Using a short checklist to keep the process tight
A simple, repeatable checklist keeps everyone aligned and avoids the most common stalls.
- Confirm forum and rules: identify whether the bond was approved by the trial or appellate court, and whether a mandate or remittitur is required before exoneration. Agree on payoff: calculate principal, interest, and costs through a date certain; secure written confirmation from the obligee. Paper the end of the appeal: file the dismissal, calendar the mandate date, and request expedited issuance if available. Lock down proof of satisfaction: obtain and file a satisfaction of judgment or a stipulation and release of bond claims, matched to the payment date. File a targeted motion: attach the dismissal and mandate, the satisfaction or stipulation, identify the bond by number, surety, date, and penal sum, and include explicit directions to exonerate and release any cash or collateral.
When you need the court’s help to break a stalemate
Sometimes the obligee refuses to sign a satisfaction until funds arrive, and the surety refuses to pay until a release is signed.
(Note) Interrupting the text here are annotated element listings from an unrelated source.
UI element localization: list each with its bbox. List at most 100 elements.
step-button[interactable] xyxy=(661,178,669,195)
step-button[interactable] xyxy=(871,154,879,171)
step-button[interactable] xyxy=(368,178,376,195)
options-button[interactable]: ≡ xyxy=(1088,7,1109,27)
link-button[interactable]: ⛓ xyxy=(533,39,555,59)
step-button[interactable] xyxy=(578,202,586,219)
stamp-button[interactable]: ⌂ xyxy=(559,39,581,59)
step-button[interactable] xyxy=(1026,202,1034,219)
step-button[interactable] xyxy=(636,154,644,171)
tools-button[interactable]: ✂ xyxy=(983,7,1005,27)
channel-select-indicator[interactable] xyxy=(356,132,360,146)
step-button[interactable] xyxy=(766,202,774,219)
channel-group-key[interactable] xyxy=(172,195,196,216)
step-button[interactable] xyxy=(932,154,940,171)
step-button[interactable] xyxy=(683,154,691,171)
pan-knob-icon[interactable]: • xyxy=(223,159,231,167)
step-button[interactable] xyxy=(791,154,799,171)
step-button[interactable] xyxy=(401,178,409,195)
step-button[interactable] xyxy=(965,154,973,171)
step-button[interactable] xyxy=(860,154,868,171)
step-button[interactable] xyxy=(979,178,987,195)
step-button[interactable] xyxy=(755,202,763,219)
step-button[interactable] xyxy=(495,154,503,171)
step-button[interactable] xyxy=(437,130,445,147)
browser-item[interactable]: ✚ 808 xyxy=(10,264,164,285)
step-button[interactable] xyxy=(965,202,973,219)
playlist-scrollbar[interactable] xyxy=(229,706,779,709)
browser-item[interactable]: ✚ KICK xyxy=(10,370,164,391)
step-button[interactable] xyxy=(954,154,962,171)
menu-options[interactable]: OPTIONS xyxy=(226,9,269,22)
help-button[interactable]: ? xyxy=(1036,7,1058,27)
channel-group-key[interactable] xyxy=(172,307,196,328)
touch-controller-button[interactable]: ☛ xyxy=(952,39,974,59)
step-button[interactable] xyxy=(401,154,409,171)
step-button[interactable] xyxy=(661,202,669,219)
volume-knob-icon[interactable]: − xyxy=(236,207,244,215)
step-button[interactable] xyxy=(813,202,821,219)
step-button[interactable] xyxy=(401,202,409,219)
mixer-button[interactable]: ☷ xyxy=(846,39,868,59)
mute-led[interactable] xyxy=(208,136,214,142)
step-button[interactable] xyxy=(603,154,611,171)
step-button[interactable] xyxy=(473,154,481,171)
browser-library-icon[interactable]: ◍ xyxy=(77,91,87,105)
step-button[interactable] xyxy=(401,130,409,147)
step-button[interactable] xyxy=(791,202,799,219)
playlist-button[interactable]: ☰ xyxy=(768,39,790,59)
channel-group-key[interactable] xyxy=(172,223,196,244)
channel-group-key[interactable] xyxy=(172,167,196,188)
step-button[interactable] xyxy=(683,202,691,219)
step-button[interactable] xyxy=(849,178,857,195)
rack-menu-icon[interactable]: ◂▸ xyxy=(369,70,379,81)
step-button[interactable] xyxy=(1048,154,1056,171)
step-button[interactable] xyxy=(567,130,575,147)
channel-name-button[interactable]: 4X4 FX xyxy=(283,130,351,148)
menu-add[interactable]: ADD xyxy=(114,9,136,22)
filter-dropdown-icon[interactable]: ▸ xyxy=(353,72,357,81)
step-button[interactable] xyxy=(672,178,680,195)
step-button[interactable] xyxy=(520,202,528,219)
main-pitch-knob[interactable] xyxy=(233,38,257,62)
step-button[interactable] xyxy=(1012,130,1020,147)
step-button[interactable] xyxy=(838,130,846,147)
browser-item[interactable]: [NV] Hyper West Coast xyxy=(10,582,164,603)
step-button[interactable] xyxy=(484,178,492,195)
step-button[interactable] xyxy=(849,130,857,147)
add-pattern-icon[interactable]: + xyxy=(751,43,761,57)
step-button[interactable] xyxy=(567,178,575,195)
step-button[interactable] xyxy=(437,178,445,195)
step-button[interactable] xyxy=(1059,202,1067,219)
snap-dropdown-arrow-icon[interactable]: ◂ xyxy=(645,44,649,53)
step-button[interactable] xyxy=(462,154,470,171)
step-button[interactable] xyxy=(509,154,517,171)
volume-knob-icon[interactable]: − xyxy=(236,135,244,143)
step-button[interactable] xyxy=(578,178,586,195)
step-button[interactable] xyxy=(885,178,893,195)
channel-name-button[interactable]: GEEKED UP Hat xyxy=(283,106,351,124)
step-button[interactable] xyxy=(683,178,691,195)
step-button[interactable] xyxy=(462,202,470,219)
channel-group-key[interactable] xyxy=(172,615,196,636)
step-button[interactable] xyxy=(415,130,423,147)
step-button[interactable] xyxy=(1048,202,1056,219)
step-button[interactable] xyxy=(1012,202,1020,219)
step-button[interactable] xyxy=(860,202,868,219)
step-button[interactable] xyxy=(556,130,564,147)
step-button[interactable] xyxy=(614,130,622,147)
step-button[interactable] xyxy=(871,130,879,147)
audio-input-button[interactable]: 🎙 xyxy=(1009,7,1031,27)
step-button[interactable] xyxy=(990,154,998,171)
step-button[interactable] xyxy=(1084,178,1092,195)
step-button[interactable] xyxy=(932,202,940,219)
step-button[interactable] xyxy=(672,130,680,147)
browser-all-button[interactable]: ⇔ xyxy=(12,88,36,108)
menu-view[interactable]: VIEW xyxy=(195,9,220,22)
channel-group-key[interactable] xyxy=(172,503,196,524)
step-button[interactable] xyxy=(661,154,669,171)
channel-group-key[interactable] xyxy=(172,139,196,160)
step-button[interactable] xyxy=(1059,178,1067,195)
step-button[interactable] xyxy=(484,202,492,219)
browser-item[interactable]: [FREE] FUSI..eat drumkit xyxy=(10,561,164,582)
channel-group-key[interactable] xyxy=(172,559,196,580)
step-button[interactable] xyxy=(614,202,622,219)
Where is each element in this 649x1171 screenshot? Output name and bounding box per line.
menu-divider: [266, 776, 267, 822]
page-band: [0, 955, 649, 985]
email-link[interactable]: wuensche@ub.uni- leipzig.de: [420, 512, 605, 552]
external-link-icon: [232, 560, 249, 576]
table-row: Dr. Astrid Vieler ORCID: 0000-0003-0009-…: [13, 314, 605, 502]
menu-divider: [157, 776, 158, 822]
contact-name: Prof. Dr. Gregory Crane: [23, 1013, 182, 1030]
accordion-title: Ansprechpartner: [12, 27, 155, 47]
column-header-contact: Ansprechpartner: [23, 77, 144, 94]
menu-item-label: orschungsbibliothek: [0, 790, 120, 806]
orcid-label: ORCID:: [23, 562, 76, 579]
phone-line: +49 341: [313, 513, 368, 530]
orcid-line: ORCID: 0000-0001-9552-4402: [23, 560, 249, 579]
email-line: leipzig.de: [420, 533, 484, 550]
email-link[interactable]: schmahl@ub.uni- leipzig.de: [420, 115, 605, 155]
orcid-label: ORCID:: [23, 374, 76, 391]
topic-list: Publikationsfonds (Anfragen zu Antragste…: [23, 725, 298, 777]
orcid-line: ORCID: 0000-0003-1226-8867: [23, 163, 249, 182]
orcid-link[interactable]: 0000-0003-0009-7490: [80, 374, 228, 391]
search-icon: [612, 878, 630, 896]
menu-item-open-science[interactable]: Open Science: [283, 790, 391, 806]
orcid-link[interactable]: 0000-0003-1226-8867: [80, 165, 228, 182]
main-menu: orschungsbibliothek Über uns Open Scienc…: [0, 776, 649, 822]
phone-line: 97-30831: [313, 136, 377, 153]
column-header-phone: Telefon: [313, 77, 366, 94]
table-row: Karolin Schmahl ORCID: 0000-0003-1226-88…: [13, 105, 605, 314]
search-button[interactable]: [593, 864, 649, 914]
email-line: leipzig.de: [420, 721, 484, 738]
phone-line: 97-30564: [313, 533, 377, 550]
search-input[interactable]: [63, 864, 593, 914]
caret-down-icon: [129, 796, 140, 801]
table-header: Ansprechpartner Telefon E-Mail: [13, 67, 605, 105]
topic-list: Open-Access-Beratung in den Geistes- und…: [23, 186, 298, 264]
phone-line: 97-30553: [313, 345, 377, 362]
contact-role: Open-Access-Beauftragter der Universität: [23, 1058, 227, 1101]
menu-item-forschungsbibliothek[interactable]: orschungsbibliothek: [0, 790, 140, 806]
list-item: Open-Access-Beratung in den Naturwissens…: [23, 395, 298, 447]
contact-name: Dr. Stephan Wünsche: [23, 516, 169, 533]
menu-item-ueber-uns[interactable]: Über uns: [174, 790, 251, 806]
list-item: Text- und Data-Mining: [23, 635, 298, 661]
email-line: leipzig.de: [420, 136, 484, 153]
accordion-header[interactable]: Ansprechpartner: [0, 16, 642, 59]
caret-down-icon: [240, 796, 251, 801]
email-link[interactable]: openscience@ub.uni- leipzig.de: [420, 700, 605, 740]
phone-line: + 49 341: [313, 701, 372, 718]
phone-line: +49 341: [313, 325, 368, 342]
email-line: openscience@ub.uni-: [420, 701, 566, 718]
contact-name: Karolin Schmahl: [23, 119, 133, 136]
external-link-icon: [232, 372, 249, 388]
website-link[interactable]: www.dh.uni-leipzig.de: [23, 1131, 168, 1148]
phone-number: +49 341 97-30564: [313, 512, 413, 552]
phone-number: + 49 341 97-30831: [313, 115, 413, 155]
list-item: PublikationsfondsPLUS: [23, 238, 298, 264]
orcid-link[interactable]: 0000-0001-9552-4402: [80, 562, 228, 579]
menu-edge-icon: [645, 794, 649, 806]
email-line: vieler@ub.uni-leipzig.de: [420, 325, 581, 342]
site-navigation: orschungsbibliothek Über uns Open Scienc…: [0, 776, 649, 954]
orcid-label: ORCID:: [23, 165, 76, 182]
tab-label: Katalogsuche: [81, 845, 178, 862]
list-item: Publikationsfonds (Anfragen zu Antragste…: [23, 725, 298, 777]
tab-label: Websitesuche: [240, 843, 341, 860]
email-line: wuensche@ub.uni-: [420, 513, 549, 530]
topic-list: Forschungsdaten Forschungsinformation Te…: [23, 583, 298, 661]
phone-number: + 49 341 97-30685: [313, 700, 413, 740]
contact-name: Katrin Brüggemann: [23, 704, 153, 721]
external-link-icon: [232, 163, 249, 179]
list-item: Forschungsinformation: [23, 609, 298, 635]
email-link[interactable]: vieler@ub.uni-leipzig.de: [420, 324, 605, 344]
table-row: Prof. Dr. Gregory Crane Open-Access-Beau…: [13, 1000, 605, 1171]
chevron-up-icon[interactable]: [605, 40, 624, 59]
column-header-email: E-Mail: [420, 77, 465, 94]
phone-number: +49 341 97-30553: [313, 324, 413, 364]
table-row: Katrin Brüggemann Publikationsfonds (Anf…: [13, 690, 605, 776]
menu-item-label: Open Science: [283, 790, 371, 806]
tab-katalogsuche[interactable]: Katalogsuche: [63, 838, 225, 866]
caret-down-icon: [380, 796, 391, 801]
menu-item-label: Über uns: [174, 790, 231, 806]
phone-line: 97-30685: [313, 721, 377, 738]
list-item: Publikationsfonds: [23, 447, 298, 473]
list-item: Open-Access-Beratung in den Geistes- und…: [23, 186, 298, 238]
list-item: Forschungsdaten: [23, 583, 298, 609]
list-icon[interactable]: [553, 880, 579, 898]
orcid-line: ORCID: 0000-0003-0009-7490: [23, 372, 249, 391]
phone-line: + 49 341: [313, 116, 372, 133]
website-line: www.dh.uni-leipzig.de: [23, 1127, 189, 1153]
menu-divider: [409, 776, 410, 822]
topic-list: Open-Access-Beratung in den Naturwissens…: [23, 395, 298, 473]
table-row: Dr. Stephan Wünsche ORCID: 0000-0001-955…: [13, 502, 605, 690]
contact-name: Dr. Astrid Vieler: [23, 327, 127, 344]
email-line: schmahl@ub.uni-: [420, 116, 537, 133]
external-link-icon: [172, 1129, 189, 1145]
When caught in that loop, ask the court to enter a conditional exoneration order that becomes effective upon the filing of a satisfaction or receipt of funds in escrow. Courts appreciate practical solutions. Alternatively, have the court direct payment from court-held funds or a registrar if the bond instrument allows that path. Escrow agreements that condition release on simultaneous filings often resolve the trust deficit.
In more contentious scenarios, file a noticed motion supported by declarations and a proposed order. Judges will adjudicate whether the bond remains liable and will exonerate upon proof that the judgment has been secured or extinguished. Be factual, not argumentative. Bond disputes are not the place to re-litigate merits.
Post-discharge housekeeping
Once the order is signed, finish the job. Serve it on the obligee, the surety, and the broker. If the court holds cash or a letter of credit, deliver a conformed copy to the clerk and follow the office’s release procedures. If the surety held collateral, send them the order with a written demand for return and wire instructions. Close the loop on your side by circulating a one-page closing memo that lists the documents filed and any funds returned. I have had clients discover six months later that the bank still held a letter of credit because no one sent them the exoneration order. A single follow-up call would have avoided needless fees.
A word about recordkeeping and future audits
Supersedeas bonds sit squarely in the category of events auditors and insurers review after the fact. Preserve the file: the original bond, the approval order, the notice of appeal, the dismissal, the mandate, the satisfaction, the exoneration order, and correspondence with the surety. Keep the interest calculation sheet and proof of payment. If the client changes counsel between trial and appeal, gather these items before the handoff. You may never need them, but if a question arises about residual exposure or a lien that never cleared, you will be grateful for a tight record.
Final thoughts born of practice
Discharging a supersedeas bond after an appeal withdrawal is less about grand strategy and more about disciplined execution. Identify the forum, synchronize timing with the mandate, align on the payoff including interest, secure a filed satisfaction or a clear stipulation that extinguishes bond claims, and present the trial court with an order that leaves nothing to interpretation. Do not let the quiet end of an appeal blind you to the administrative finish line. Until the bond is exonerated and collateral is back in your client’s hands, the case is not truly over.
Handled well, discharge can be a predictable, quick process. Handled casually, it can drag for weeks and sour the relief of closing a file. The difference comes down to anticipating the court’s needs, the obligee’s comfort, and the surety’s paperwork. Build your workflow with those three audiences in mind and you will rarely have to chase a missing signature or explain to a client why a sizable sum remains in limbo long after the notice of withdrawal.